1. ¹Department of Psychiatry, One Gustave Levy Place, Mount Sinai School of Medicine, New York, NY, USA
2. ²Department of Psychological Medicine, King's College London, Institute of Psychiatry, De Crespigny Park, London, UK

Correspondence: JM Silverman, E-mail: jeremy.silverman@mssm.edu

In a historical population-based cohort study, we reported a nearly sixfold increased risk of autism in the offspring of Israeli fathers aged 40 years and older compared to those under 30 years,¹ a finding observed in several other samples.^{2, 3} While we suggested that accumulating de novo mutations in the spermatogonia of older fathers might account for this finding,¹ an alternative explanation is that deferred paternity is a function of genetic traits present in the fathers of autistic children. Personality traits such as aloofness, rigidity, anxiousness and hypersensitivity, collectively called the broader autism phenotype (BAP), are overexpressed in unaffected relatives of autism probands.^{4, 5} Delayed paternity may be a social effect of these phenotypes in familial autism. To test this hypothesis, we assessed the relationship between these BAP traits and age at first procreation, regardless of affected status, in a sample of 131 fathers and mothers of autistic children.
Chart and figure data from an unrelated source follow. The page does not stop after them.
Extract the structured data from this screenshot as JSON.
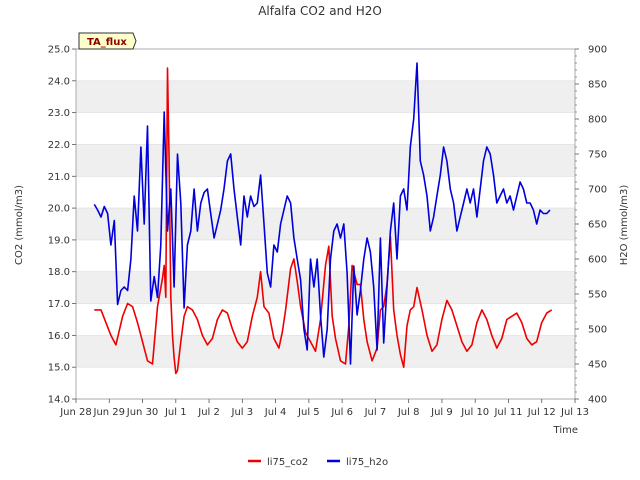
{
  "chart_data": {
    "type": "line",
    "title": "Alfalfa CO2 and H2O",
    "xlabel": "Time",
    "ylabel_left": "CO2 (mmol/m3)",
    "ylabel_right": "H2O (mmol/m3)",
    "badge": "TA_flux",
    "grid": "horizontal bands",
    "legend_placement": "bottom-center",
    "xlim": [
      0,
      15
    ],
    "ylim_left": [
      14.0,
      25.0
    ],
    "ylim_right": [
      400,
      900
    ],
    "x_ticks": [
      {
        "x": 0,
        "label": "Jun 28"
      },
      {
        "x": 1,
        "label": "Jun 29"
      },
      {
        "x": 2,
        "label": "Jun 30"
      },
      {
        "x": 3,
        "label": "Jul 1"
      },
      {
        "x": 4,
        "label": "Jul 2"
      },
      {
        "x": 5,
        "label": "Jul 3"
      },
      {
        "x": 6,
        "label": "Jul 4"
      },
      {
        "x": 7,
        "label": "Jul 5"
      },
      {
        "x": 8,
        "label": "Jul 6"
      },
      {
        "x": 9,
        "label": "Jul 7"
      },
      {
        "x": 10,
        "label": "Jul 8"
      },
      {
        "x": 11,
        "label": "Jul 9"
      },
      {
        "x": 12,
        "label": "Jul 10"
      },
      {
        "x": 13,
        "label": "Jul 11"
      },
      {
        "x": 14,
        "label": "Jul 12"
      },
      {
        "x": 15,
        "label": "Jul 13"
      }
    ],
    "y_left_ticks": [
      {
        "v": 14.0,
        "label": "14.0"
      },
      {
        "v": 15.0,
        "label": "15.0"
      },
      {
        "v": 16.0,
        "label": "16.0"
      },
      {
        "v": 17.0,
        "label": "17.0"
      },
      {
        "v": 18.0,
        "label": "18.0"
      },
      {
        "v": 19.0,
        "label": "19.0"
      },
      {
        "v": 20.0,
        "label": "20.0"
      },
      {
        "v": 21.0,
        "label": "21.0"
      },
      {
        "v": 22.0,
        "label": "22.0"
      },
      {
        "v": 23.0,
        "label": "23.0"
      },
      {
        "v": 24.0,
        "label": "24.0"
      },
      {
        "v": 25.0,
        "label": "25.0"
      }
    ],
    "y_right_ticks": [
      {
        "v": 400,
        "label": "400"
      },
      {
        "v": 450,
        "label": "450"
      },
      {
        "v": 500,
        "label": "500"
      },
      {
        "v": 550,
        "label": "550"
      },
      {
        "v": 600,
        "label": "600"
      },
      {
        "v": 650,
        "label": "650"
      },
      {
        "v": 700,
        "label": "700"
      },
      {
        "v": 750,
        "label": "750"
      },
      {
        "v": 800,
        "label": "800"
      },
      {
        "v": 850,
        "label": "850"
      },
      {
        "v": 900,
        "label": "900"
      }
    ],
    "series": [
      {
        "name": "li75_co2",
        "axis": "left",
        "color": "#ee0000",
        "x": [
          0.55,
          0.75,
          0.9,
          1.05,
          1.2,
          1.4,
          1.55,
          1.7,
          1.85,
          2.0,
          2.15,
          2.3,
          2.45,
          2.6,
          2.65,
          2.7,
          2.75,
          2.8,
          2.85,
          2.9,
          2.95,
          3.0,
          3.05,
          3.15,
          3.25,
          3.35,
          3.5,
          3.65,
          3.8,
          3.95,
          4.1,
          4.25,
          4.4,
          4.55,
          4.7,
          4.85,
          5.0,
          5.15,
          5.3,
          5.45,
          5.55,
          5.65,
          5.8,
          5.95,
          6.1,
          6.2,
          6.3,
          6.45,
          6.55,
          6.65,
          6.75,
          6.9,
          7.05,
          7.2,
          7.35,
          7.5,
          7.6,
          7.7,
          7.8,
          7.95,
          8.1,
          8.2,
          8.3,
          8.45,
          8.55,
          8.65,
          8.75,
          8.9,
          9.05,
          9.15,
          9.25,
          9.35,
          9.45,
          9.55,
          9.65,
          9.75,
          9.85,
          9.95,
          10.05,
          10.15,
          10.25,
          10.4,
          10.55,
          10.7,
          10.85,
          11.0,
          11.15,
          11.3,
          11.45,
          11.6,
          11.75,
          11.9,
          12.05,
          12.2,
          12.35,
          12.5,
          12.65,
          12.8,
          12.95,
          13.1,
          13.25,
          13.4,
          13.55,
          13.7,
          13.85,
          14.0,
          14.15,
          14.3
        ],
        "y": [
          16.8,
          16.8,
          16.4,
          16.0,
          15.7,
          16.6,
          17.0,
          16.9,
          16.4,
          15.8,
          15.2,
          15.1,
          16.9,
          17.8,
          18.2,
          17.2,
          24.4,
          21.5,
          17.2,
          16.0,
          15.3,
          14.8,
          14.9,
          15.8,
          16.6,
          16.9,
          16.8,
          16.5,
          16.0,
          15.7,
          15.9,
          16.5,
          16.8,
          16.7,
          16.2,
          15.8,
          15.6,
          15.8,
          16.6,
          17.2,
          18.0,
          16.9,
          16.7,
          15.9,
          15.6,
          16.1,
          16.8,
          18.1,
          18.4,
          17.7,
          16.9,
          16.1,
          15.8,
          15.5,
          16.5,
          18.2,
          18.8,
          16.6,
          15.9,
          15.2,
          15.1,
          16.3,
          18.2,
          17.6,
          17.6,
          16.5,
          15.8,
          15.2,
          15.6,
          16.8,
          16.9,
          17.6,
          19.1,
          16.8,
          16.0,
          15.4,
          15.0,
          16.3,
          16.8,
          16.9,
          17.5,
          16.8,
          16.0,
          15.5,
          15.7,
          16.5,
          17.1,
          16.8,
          16.3,
          15.8,
          15.5,
          15.7,
          16.4,
          16.8,
          16.5,
          16.0,
          15.6,
          15.9,
          16.5,
          16.6,
          16.7,
          16.4,
          15.9,
          15.7,
          15.8,
          16.4,
          16.7,
          16.8
        ]
      },
      {
        "name": "li75_h2o",
        "axis": "right",
        "color": "#0000dd",
        "x": [
          0.55,
          0.65,
          0.75,
          0.85,
          0.95,
          1.05,
          1.15,
          1.25,
          1.35,
          1.45,
          1.55,
          1.65,
          1.75,
          1.85,
          1.95,
          2.05,
          2.15,
          2.25,
          2.35,
          2.45,
          2.55,
          2.65,
          2.75,
          2.85,
          2.95,
          3.05,
          3.15,
          3.25,
          3.35,
          3.45,
          3.55,
          3.65,
          3.75,
          3.85,
          3.95,
          4.05,
          4.15,
          4.25,
          4.35,
          4.45,
          4.55,
          4.65,
          4.75,
          4.85,
          4.95,
          5.05,
          5.15,
          5.25,
          5.35,
          5.45,
          5.55,
          5.65,
          5.75,
          5.85,
          5.95,
          6.05,
          6.15,
          6.25,
          6.35,
          6.45,
          6.55,
          6.65,
          6.75,
          6.85,
          6.95,
          7.05,
          7.15,
          7.25,
          7.35,
          7.45,
          7.55,
          7.65,
          7.75,
          7.85,
          7.95,
          8.05,
          8.15,
          8.25,
          8.35,
          8.45,
          8.55,
          8.65,
          8.75,
          8.85,
          8.95,
          9.05,
          9.15,
          9.25,
          9.35,
          9.45,
          9.55,
          9.65,
          9.75,
          9.85,
          9.95,
          10.05,
          10.15,
          10.25,
          10.35,
          10.45,
          10.55,
          10.65,
          10.75,
          10.85,
          10.95,
          11.05,
          11.15,
          11.25,
          11.35,
          11.45,
          11.55,
          11.65,
          11.75,
          11.85,
          11.95,
          12.05,
          12.15,
          12.25,
          12.35,
          12.45,
          12.55,
          12.65,
          12.75,
          12.85,
          12.95,
          13.05,
          13.15,
          13.25,
          13.35,
          13.45,
          13.55,
          13.65,
          13.75,
          13.85,
          13.95,
          14.05,
          14.15,
          14.25
        ],
        "y": [
          678,
          670,
          660,
          675,
          665,
          620,
          655,
          535,
          555,
          560,
          555,
          600,
          690,
          640,
          760,
          650,
          790,
          540,
          575,
          545,
          620,
          810,
          640,
          700,
          560,
          750,
          680,
          530,
          620,
          640,
          700,
          640,
          680,
          695,
          700,
          665,
          630,
          650,
          670,
          700,
          740,
          750,
          700,
          660,
          620,
          690,
          660,
          690,
          675,
          680,
          720,
          650,
          580,
          560,
          620,
          610,
          650,
          670,
          690,
          680,
          630,
          600,
          570,
          500,
          470,
          600,
          560,
          600,
          520,
          460,
          500,
          600,
          640,
          650,
          630,
          650,
          580,
          450,
          590,
          520,
          555,
          600,
          630,
          610,
          560,
          470,
          630,
          480,
          560,
          640,
          680,
          600,
          690,
          700,
          670,
          760,
          800,
          880,
          740,
          720,
          690,
          640,
          660,
          690,
          720,
          760,
          740,
          700,
          680,
          640,
          660,
          680,
          700,
          680,
          700,
          660,
          700,
          740,
          760,
          750,
          720,
          680,
          690,
          700,
          680,
          690,
          670,
          690,
          710,
          700,
          680,
          680,
          670,
          650,
          670,
          665,
          665,
          670
        ]
      }
    ]
  }
}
As described elsewhere,⁶ families with at least two children meeting autism or autism spectrum disorder (ASD) criteria specified below were recruited as part of an ongoing family study. We used the Autism Diagnostic Interview-Revised⁷ to assess and diagnose Diagnostic and Statistical Manual of Mental Disorders, Fourth Edition (DSM-IV) autism as well as prespecified criteria for other ASDs.⁶ The Modified Personality Assessment Schedule-Revised^{4, 5} was administered independently to parents and informants (usually the other spouse) to measure rigidity, aloofness, anxiousness and hypersensitivity. Parent and informant reports were combined to form best estimate scores, reflecting the trait as absent, present but mild or severe (scores of ‘0’, ‘1’ and ‘2’).

BAP characteristics were assessed in the parents of 131 families with two or more cases of ASD (n=275). While the majority of these cases presented with DSM-IV autism (n=228), other ASDs were also present. The male to female ratio among the ASD cases was 5.11:1 and the mean age of cases was 7.35±5.98 years. The mean age at first paternity was 32.1±5.1 years. The mean age at maternity was 29.8±4.56 years. On average, parents were assessed 10.58±6.34 (fathers) and 10.31±5.76 (mothers) years after the birth of their first child.
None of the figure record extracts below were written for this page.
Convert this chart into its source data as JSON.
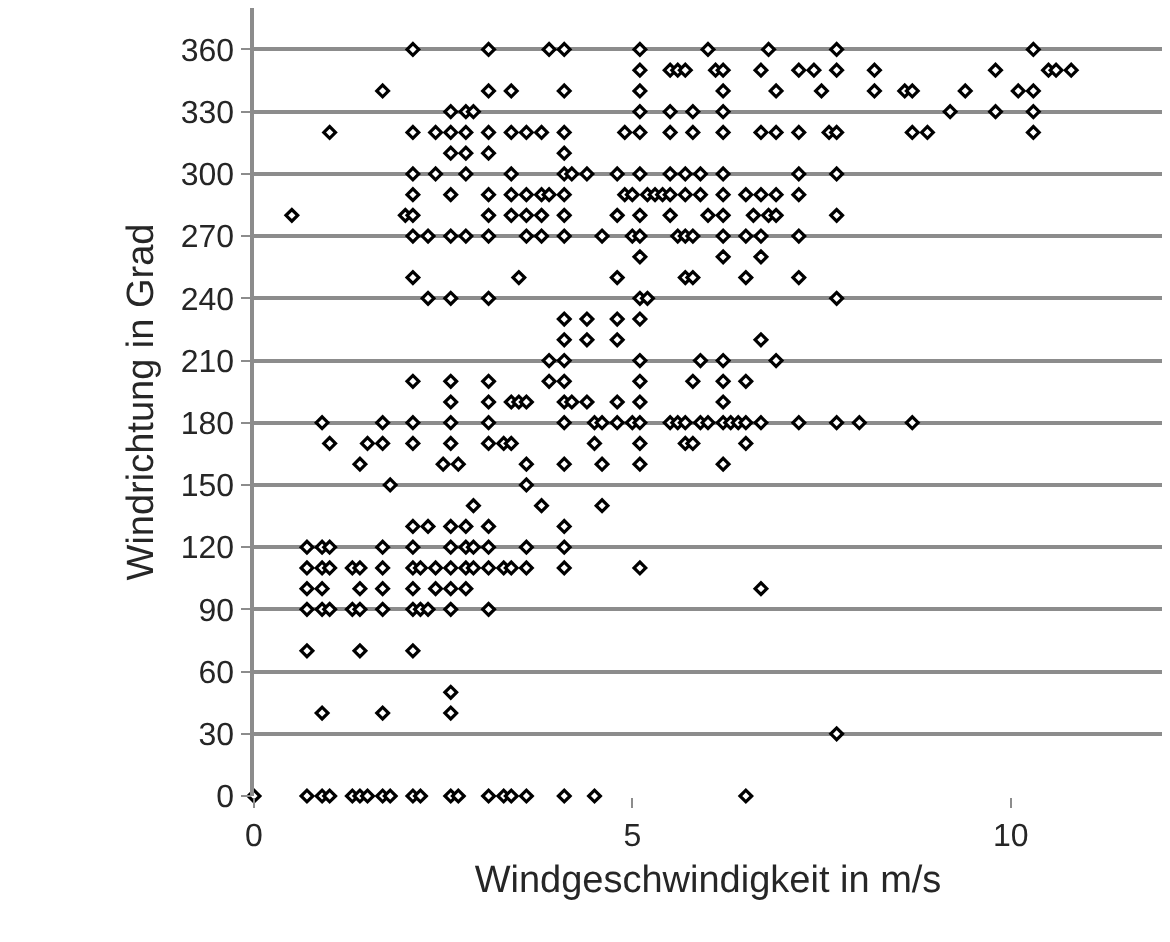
{
  "chart_data": {
    "type": "scatter",
    "xlabel": "Windgeschwindigkeit in m/s",
    "ylabel": "Windrichtung in Grad",
    "xlim": [
      0,
      12
    ],
    "xticks": [
      0,
      5,
      10
    ],
    "ylim": [
      0,
      380
    ],
    "yticks": [
      0,
      30,
      60,
      90,
      120,
      150,
      180,
      210,
      240,
      270,
      300,
      330,
      360
    ],
    "grid": "y",
    "marker": "diamond",
    "series": [
      {
        "color": "#000000",
        "x": [
          2.1,
          3.1,
          3.9,
          4.1,
          5.1,
          6.0,
          6.8,
          7.7,
          10.3,
          5.1,
          5.5,
          5.6,
          5.7,
          6.1,
          6.2,
          6.7,
          7.2,
          7.4,
          7.7,
          8.2,
          9.8,
          10.5,
          10.6,
          10.8,
          1.7,
          3.1,
          3.4,
          4.1,
          5.1,
          6.2,
          6.9,
          7.5,
          8.2,
          8.6,
          8.7,
          9.4,
          10.1,
          10.3,
          2.6,
          2.8,
          2.9,
          5.1,
          5.5,
          5.8,
          6.2,
          9.2,
          9.8,
          10.3,
          1.0,
          2.1,
          2.4,
          2.6,
          2.8,
          3.1,
          3.4,
          3.6,
          3.8,
          4.1,
          4.9,
          5.1,
          5.5,
          5.8,
          6.2,
          6.7,
          6.9,
          7.2,
          7.6,
          7.7,
          8.7,
          8.9,
          10.3,
          2.6,
          2.8,
          3.1,
          4.1,
          2.1,
          2.4,
          2.8,
          3.4,
          4.1,
          4.2,
          4.4,
          4.8,
          5.1,
          5.5,
          5.7,
          5.9,
          6.2,
          7.2,
          7.7,
          2.1,
          2.6,
          3.1,
          3.4,
          3.6,
          3.8,
          3.9,
          4.1,
          4.9,
          5.0,
          5.2,
          5.3,
          5.4,
          5.5,
          5.7,
          5.9,
          6.2,
          6.5,
          6.7,
          6.9,
          7.2,
          0.5,
          2.0,
          2.1,
          3.1,
          3.4,
          3.6,
          3.8,
          4.1,
          4.8,
          5.1,
          5.5,
          6.0,
          6.2,
          6.6,
          6.8,
          6.9,
          7.7,
          2.1,
          2.3,
          2.6,
          2.8,
          3.1,
          3.6,
          3.8,
          4.1,
          4.6,
          5.0,
          5.1,
          5.6,
          5.7,
          5.8,
          6.2,
          6.5,
          6.7,
          7.2,
          5.1,
          6.2,
          6.7,
          2.1,
          3.5,
          4.8,
          5.7,
          5.8,
          6.5,
          7.2,
          2.3,
          2.6,
          3.1,
          5.1,
          5.2,
          7.7,
          4.1,
          4.4,
          4.8,
          5.1,
          4.1,
          4.4,
          4.8,
          6.7,
          3.9,
          4.1,
          5.1,
          5.9,
          6.2,
          6.9,
          2.1,
          2.6,
          3.1,
          3.9,
          4.1,
          5.1,
          5.8,
          6.2,
          6.5,
          2.6,
          3.1,
          3.4,
          3.5,
          3.6,
          4.1,
          4.2,
          4.4,
          4.8,
          5.1,
          6.2,
          0.9,
          1.7,
          2.1,
          2.6,
          3.1,
          4.1,
          4.5,
          4.6,
          4.8,
          5.0,
          5.1,
          5.5,
          5.6,
          5.7,
          5.9,
          6.0,
          6.2,
          6.3,
          6.4,
          6.5,
          6.7,
          7.2,
          7.7,
          8.0,
          8.7,
          1.0,
          1.5,
          1.7,
          2.1,
          2.6,
          3.1,
          3.3,
          3.4,
          4.5,
          5.1,
          5.7,
          5.8,
          6.5,
          1.4,
          2.5,
          2.7,
          3.6,
          4.1,
          4.6,
          5.1,
          6.2,
          1.8,
          3.6,
          2.9,
          3.8,
          4.6,
          2.1,
          2.3,
          2.6,
          2.8,
          3.1,
          4.1,
          0.7,
          0.9,
          1.0,
          1.7,
          2.1,
          2.6,
          2.8,
          2.9,
          3.1,
          3.6,
          4.1,
          0.7,
          0.9,
          1.0,
          1.3,
          1.4,
          1.7,
          2.1,
          2.2,
          2.4,
          2.6,
          2.8,
          2.9,
          3.1,
          3.3,
          3.4,
          3.6,
          4.1,
          5.1,
          0.7,
          0.9,
          1.4,
          1.7,
          2.1,
          2.4,
          2.6,
          2.8,
          6.7,
          0.7,
          0.9,
          1.0,
          1.3,
          1.4,
          1.7,
          2.1,
          2.2,
          2.3,
          2.6,
          3.1,
          0.7,
          1.4,
          2.1,
          2.6,
          0.9,
          1.7,
          2.6,
          7.7,
          0,
          0.7,
          0.9,
          1.0,
          1.3,
          1.4,
          1.5,
          1.7,
          1.8,
          2.1,
          2.2,
          2.6,
          2.7,
          3.1,
          3.3,
          3.4,
          3.6,
          4.1,
          4.5,
          6.5
        ],
        "values": [
          360,
          360,
          360,
          360,
          360,
          360,
          360,
          360,
          360,
          350,
          350,
          350,
          350,
          350,
          350,
          350,
          350,
          350,
          350,
          350,
          350,
          350,
          350,
          350,
          340,
          340,
          340,
          340,
          340,
          340,
          340,
          340,
          340,
          340,
          340,
          340,
          340,
          340,
          330,
          330,
          330,
          330,
          330,
          330,
          330,
          330,
          330,
          330,
          320,
          320,
          320,
          320,
          320,
          320,
          320,
          320,
          320,
          320,
          320,
          320,
          320,
          320,
          320,
          320,
          320,
          320,
          320,
          320,
          320,
          320,
          320,
          310,
          310,
          310,
          310,
          300,
          300,
          300,
          300,
          300,
          300,
          300,
          300,
          300,
          300,
          300,
          300,
          300,
          300,
          300,
          290,
          290,
          290,
          290,
          290,
          290,
          290,
          290,
          290,
          290,
          290,
          290,
          290,
          290,
          290,
          290,
          290,
          290,
          290,
          290,
          290,
          280,
          280,
          280,
          280,
          280,
          280,
          280,
          280,
          280,
          280,
          280,
          280,
          280,
          280,
          280,
          280,
          280,
          270,
          270,
          270,
          270,
          270,
          270,
          270,
          270,
          270,
          270,
          270,
          270,
          270,
          270,
          270,
          270,
          270,
          270,
          260,
          260,
          260,
          250,
          250,
          250,
          250,
          250,
          250,
          250,
          240,
          240,
          240,
          240,
          240,
          240,
          230,
          230,
          230,
          230,
          220,
          220,
          220,
          220,
          210,
          210,
          210,
          210,
          210,
          210,
          200,
          200,
          200,
          200,
          200,
          200,
          200,
          200,
          200,
          190,
          190,
          190,
          190,
          190,
          190,
          190,
          190,
          190,
          190,
          190,
          180,
          180,
          180,
          180,
          180,
          180,
          180,
          180,
          180,
          180,
          180,
          180,
          180,
          180,
          180,
          180,
          180,
          180,
          180,
          180,
          180,
          180,
          180,
          180,
          180,
          170,
          170,
          170,
          170,
          170,
          170,
          170,
          170,
          170,
          170,
          170,
          170,
          170,
          160,
          160,
          160,
          160,
          160,
          160,
          160,
          160,
          150,
          150,
          140,
          140,
          140,
          130,
          130,
          130,
          130,
          130,
          130,
          120,
          120,
          120,
          120,
          120,
          120,
          120,
          120,
          120,
          120,
          120,
          110,
          110,
          110,
          110,
          110,
          110,
          110,
          110,
          110,
          110,
          110,
          110,
          110,
          110,
          110,
          110,
          110,
          110,
          100,
          100,
          100,
          100,
          100,
          100,
          100,
          100,
          100,
          90,
          90,
          90,
          90,
          90,
          90,
          90,
          90,
          90,
          90,
          90,
          70,
          70,
          70,
          50,
          40,
          40,
          40,
          30,
          0,
          0,
          0,
          0,
          0,
          0,
          0,
          0,
          0,
          0,
          0,
          0,
          0,
          0,
          0,
          0,
          0,
          0,
          0,
          0
        ]
      }
    ]
  }
}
Table 1 shows the zero-order Pearson correlations between age at paternity and BAP characteristics in fathers and, separately, in mothers. These correlations ranged from −0.124 to 0.156, and there were no significant positive associations with increasing paternal age. Years of education was not associated with age at first paternity (r=−0.13, not significant) and made no discernable difference when included as a covariate in a partial correlation analysis.
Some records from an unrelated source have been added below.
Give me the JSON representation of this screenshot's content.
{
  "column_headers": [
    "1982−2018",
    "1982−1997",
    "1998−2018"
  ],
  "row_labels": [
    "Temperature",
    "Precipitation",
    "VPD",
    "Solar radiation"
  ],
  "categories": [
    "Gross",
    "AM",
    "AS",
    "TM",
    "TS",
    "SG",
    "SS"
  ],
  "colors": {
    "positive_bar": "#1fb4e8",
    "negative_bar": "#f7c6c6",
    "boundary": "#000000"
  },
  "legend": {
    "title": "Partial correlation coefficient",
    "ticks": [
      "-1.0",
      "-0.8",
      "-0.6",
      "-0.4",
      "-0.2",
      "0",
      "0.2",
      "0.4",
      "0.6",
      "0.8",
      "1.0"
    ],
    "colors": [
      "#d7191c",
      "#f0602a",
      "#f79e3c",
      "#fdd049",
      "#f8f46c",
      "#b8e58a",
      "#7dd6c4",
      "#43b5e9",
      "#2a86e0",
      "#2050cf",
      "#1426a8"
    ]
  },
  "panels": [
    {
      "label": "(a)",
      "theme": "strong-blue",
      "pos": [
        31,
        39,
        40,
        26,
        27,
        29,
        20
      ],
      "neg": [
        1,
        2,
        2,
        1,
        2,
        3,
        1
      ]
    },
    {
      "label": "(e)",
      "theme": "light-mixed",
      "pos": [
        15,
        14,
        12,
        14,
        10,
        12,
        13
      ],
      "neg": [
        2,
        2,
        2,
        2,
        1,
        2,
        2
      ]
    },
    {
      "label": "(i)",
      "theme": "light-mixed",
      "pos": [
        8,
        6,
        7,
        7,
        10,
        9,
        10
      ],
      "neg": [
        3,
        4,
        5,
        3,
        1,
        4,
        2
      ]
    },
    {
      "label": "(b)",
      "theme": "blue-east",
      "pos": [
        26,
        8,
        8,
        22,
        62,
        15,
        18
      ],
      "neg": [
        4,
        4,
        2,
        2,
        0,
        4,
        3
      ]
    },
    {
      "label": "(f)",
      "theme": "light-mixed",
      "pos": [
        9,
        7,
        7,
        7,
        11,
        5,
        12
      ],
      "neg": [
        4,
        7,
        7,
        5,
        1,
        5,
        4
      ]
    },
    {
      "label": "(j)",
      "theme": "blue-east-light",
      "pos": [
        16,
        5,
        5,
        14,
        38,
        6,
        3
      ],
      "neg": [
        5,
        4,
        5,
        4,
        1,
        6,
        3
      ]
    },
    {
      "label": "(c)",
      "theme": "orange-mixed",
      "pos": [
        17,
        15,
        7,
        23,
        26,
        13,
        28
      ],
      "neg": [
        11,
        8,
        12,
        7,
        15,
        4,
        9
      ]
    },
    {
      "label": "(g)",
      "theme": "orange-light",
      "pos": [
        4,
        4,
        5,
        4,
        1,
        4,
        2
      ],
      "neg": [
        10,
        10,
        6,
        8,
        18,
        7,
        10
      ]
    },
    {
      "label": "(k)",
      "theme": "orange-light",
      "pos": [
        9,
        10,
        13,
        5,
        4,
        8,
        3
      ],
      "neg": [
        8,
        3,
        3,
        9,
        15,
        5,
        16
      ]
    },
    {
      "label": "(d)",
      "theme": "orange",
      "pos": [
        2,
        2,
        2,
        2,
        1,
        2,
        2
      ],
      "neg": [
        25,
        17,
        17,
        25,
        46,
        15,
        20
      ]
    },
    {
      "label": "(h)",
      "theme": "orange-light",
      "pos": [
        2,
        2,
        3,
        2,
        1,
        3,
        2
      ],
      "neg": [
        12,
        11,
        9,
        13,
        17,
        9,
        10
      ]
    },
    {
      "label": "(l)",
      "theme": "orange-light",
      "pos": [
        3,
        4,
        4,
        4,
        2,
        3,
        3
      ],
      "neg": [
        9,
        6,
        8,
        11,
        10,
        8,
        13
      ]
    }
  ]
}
Table 1 - Zero-order Pearson correlations between the age at paternity and the BAP characteristics in fathers and, separately, in mothers.

Full table

This null result suggests that genetic autism risk is unrelated to paternal age in familial ASD. While this finding does not preclude a different result in a different sample, if our negative findings reflect the general reality for these families, it would be unexpected to observe a positive result in a sporadic sample and, furthermore, difficult to explain through the genetic mechanism examined here. Rather, these results support our original de novo mutation hypothesis regarding autism risk and paternal age. According to mutagenesis, de novo mutations spontaneously arise and accumulate in successive generations of spermatogonia (sperm-producing cells), increasing the likelihood that men will pass on a point mutation or structural chromosomal abnormality as they age.^{8, 9} As higher rates of de novo mutations have been implicated in autism cases as compared to controls,¹⁰ it is likely that such a mechanism may influence our paternal age finding. BAP traits were no less apparent in the mothers and fathers as age at paternity increased (that is, genetic liability was equivalent); thus it seems probable that the interaction of these mutations with pre-existing autism susceptibility genes may have a cumulative effect, resulting in a genetically distinct and perhaps more easily expressed form of the disorder.

Our sample was primarily composed of parents of affected sibling pairs, and thus may over-represent cases in which autism is, in part, genetically determined. The increased genetic loading likely in these families should make associations between BAP traits and paternal age particularly apparent. That no association was nevertheless found emphasizes the need for further exploration of de novo events and their potential role in paternal age–autism risk association.